Alors que sa proposition de scinder le projet de loi sur la fin de vie divise, le Premier ministre François Bayrou vient de recevoir l’appui public de son ministre de la Santé Yannick Neuder.
Distinguer la partie sur les soins palliatifs de celle sur l’aide active à mourir, « c’est la sagesse, parce que dans ce projet de loi initial, il y avait un accord unanime du Parlement pour pouvoir permettre l'accès à des soins palliatifs partout en France », a déclaré le Dr Yannick Neuder ce 4 février, invité d’ici Normandie (ex-France Bleu).
Selon lui, cette première partie du projet de loi, dont l’examen en première lecture à l’Assemblée a été coupé net par la dissolution en juin 2024, est « une première avancée ». « C’est de permettre justement de pouvoir partir dans la dignité avec des soins palliatifs où, globalement, vous êtes pris en charge, vous n'avez plus de douleur, vous pouvez faire le point avec votre famille », ce qui était « une grande demande des patients ». Cette première phase « permettra aussi une réconciliation nationale sur ce sujet-là, parce que je crois que ces soins palliatifs, on en a besoin, il faut vraiment le faire », répète Yannick Neuder. Le ministre est sur la même lignée que l’un de ses prédécesseurs, Frédéric Valletoux, aujourd’hui député Horizons, qui a déclaré au Figaro que « tout le monde se sentira plus à l'aise avec une scission du texte initial ». Geneviève Darrieussecq s’était, elle, prononcée pour reprendre la version travaillée par les députés.
Lancée en avril 2024, la stratégie décennale sur les soins palliatifs 2024-2034, dotée de 100 millions d’euros de mesures nouvelles chaque année, nécessite une loi pour se traduire dans les faits. Restent notamment en suspens la création d’une unité de soins palliatifs par département, ou celle des maisons d’accompagnement qui pourraient accueillir des patients graves mais stables. Sans oublier le vote du projet de loi de financement de la sécurité sociale pour acter l’enveloppe de 100 millions supplémentaires.
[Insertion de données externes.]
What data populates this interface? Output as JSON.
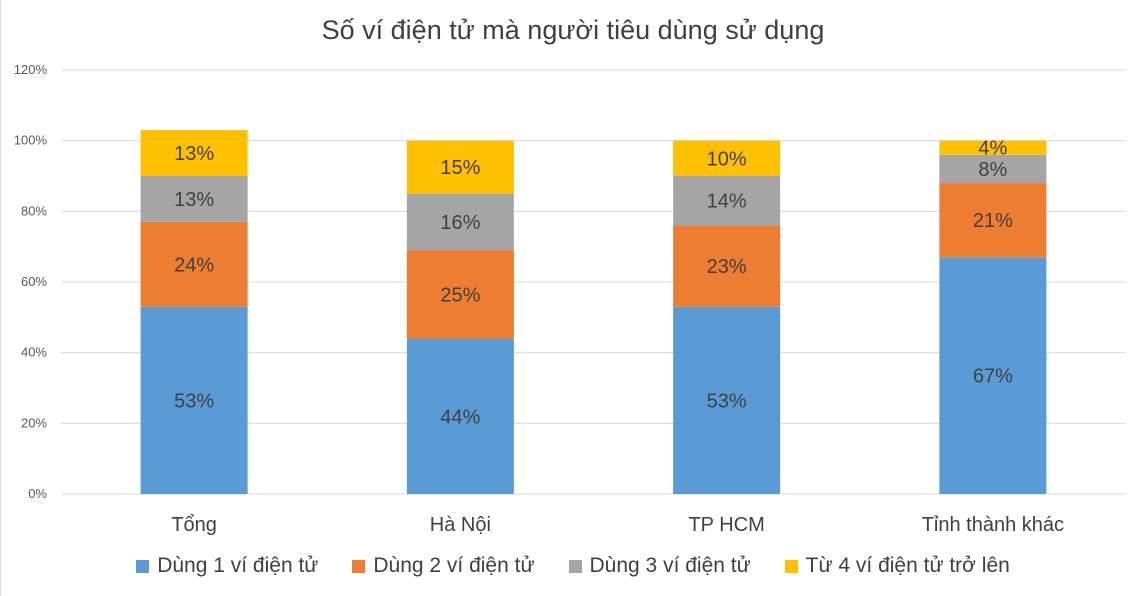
{
  "chart_data": {
    "type": "bar",
    "stacked": true,
    "title": "Số ví điện tử mà người tiêu dùng sử dụng",
    "categories": [
      "Tổng",
      "Hà Nội",
      "TP HCM",
      "Tỉnh thành khác"
    ],
    "series": [
      {
        "name": "Dùng 1 ví điện tử",
        "color": "#5b9bd5",
        "values": [
          53,
          44,
          53,
          67
        ],
        "labels": [
          "53%",
          "44%",
          "53%",
          "67%"
        ]
      },
      {
        "name": "Dùng 2 ví điện tử",
        "color": "#ed7d31",
        "values": [
          24,
          25,
          23,
          21
        ],
        "labels": [
          "24%",
          "25%",
          "23%",
          "21%"
        ]
      },
      {
        "name": "Dùng 3 ví điện tử",
        "color": "#a5a5a5",
        "values": [
          13,
          16,
          14,
          8
        ],
        "labels": [
          "13%",
          "16%",
          "14%",
          "8%"
        ]
      },
      {
        "name": "Từ 4 ví điện tử trở lên",
        "color": "#ffc000",
        "values": [
          13,
          15,
          10,
          4
        ],
        "labels": [
          "13%",
          "15%",
          "10%",
          "4%"
        ]
      }
    ],
    "y_ticks": [
      "0%",
      "20%",
      "40%",
      "60%",
      "80%",
      "100%",
      "120%"
    ],
    "ylim": [
      0,
      120
    ],
    "grid": true,
    "legend_position": "bottom"
  }
}
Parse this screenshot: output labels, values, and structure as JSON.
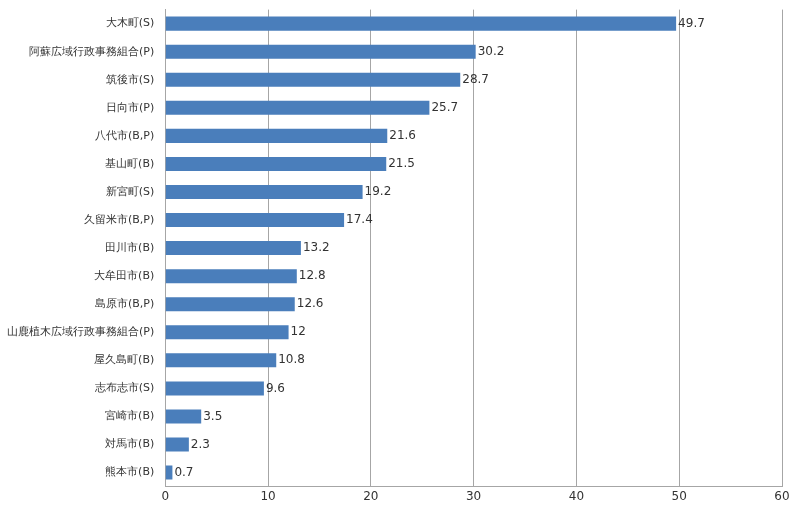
{
  "chart_data": {
    "type": "bar",
    "orientation": "horizontal",
    "categories": [
      "大木町(S)",
      "阿蘇広域行政事務組合(P)",
      "筑後市(S)",
      "日向市(P)",
      "八代市(B,P)",
      "基山町(B)",
      "新宮町(S)",
      "久留米市(B,P)",
      "田川市(B)",
      "大牟田市(B)",
      "島原市(B,P)",
      "山鹿植木広域行政事務組合(P)",
      "屋久島町(B)",
      "志布志市(S)",
      "宮崎市(B)",
      "対馬市(B)",
      "熊本市(B)"
    ],
    "values": [
      49.7,
      30.2,
      28.7,
      25.7,
      21.6,
      21.5,
      19.2,
      17.4,
      13.2,
      12.8,
      12.6,
      12,
      10.8,
      9.6,
      3.5,
      2.3,
      0.7
    ],
    "color": "#4a7ebb",
    "xlim": [
      0,
      60
    ],
    "xticks": [
      0,
      10,
      20,
      30,
      40,
      50,
      60
    ],
    "grid": true,
    "data_labels": true
  }
}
Macron interpellé par les membres de la convention citoyenne
La volonté de dissocier soins palliatifs et aide à mourir, de la part de François Bayrou qui s’est prononcé par le passé contre la seconde, a été interprétée comme une manière de repousser sine die toute réforme de profondeur. D’autant que plusieurs membres du gouvernement sont opposés à l’aide à mourir.
Le président Emmanuel Macron, qui en avait pourtant fait un engagement de campagne, est jusqu’à présent resté silencieux. Mais l’association Les 184, représentant les membres de la convention citoyenne sur la fin de vie, le presse de se positionner, tout en faisant part de sa réticence à l’égard de la proposition de Bayrou. « Une telle scission irait à l’encontre de la complémentarité mise en évidence dans notre rapport (…). De plus, ce découpage contredirait le travail engagé à l’Assemblée nationale sur un projet de loi unique », écrit-elle dans un texte publié dans La Tribune ce 2 février. « Après presque deux ans d’attente, nous rappelons l’engagement solennel du président de la République en faveur d’une seule loi sur la fin de vie », lit-on encore.
À l’Assemblée, 240 députés issus de neuf groupes politiques (sauf RN et UDR de Ciotti) dénoncent dans une lettre ouverte « un véritable risque de diversion pour masquer une volonté d'abandon, (…) une stratégie dilatoire pour reporter aux calendes grecques un texte qui est attendu par des millions de Français », selon les mots d’Olivier Falorni, député Modem, auteur d’une proposition de loi déposée en septembre, co-signée par 239 de ses collègues et reprenant la dernière version avant la dissolution. La présidente de l'Assemblée, Yaël Braun-Pivet, co-signataire de la PPL Falorni, a appelé à ne « pas tergiverser » ni distinguer « les deux questions car c'est bien souvent les mêmes personnes » qui sont confrontées à la nécessité de soins palliatifs et au désir d'une éventuelle aide à mourir.
Quelles perspectives désormais ? Le gouvernement n’a pas explicité publiquement ses intentions. Selon Le Monde, le Premier ministre pourrait proposer à Olivier Falorni de scinder en deux la proposition de loi qu’il a déposée en septembre. Si cela évite que les textes ne passent devant le Conseil d’État (ce qui serait le cas si le gouvernement émettait des projets de loi), il reste qu’il faut compter au moins deux semaines de débats à l’Assemblée. Selon la porte-parole du gouvernement, Sophie Primas, l’inscription à l’ordre du jour ne pourra intervenir qu’après le vote du budget, prévu à la mi-février.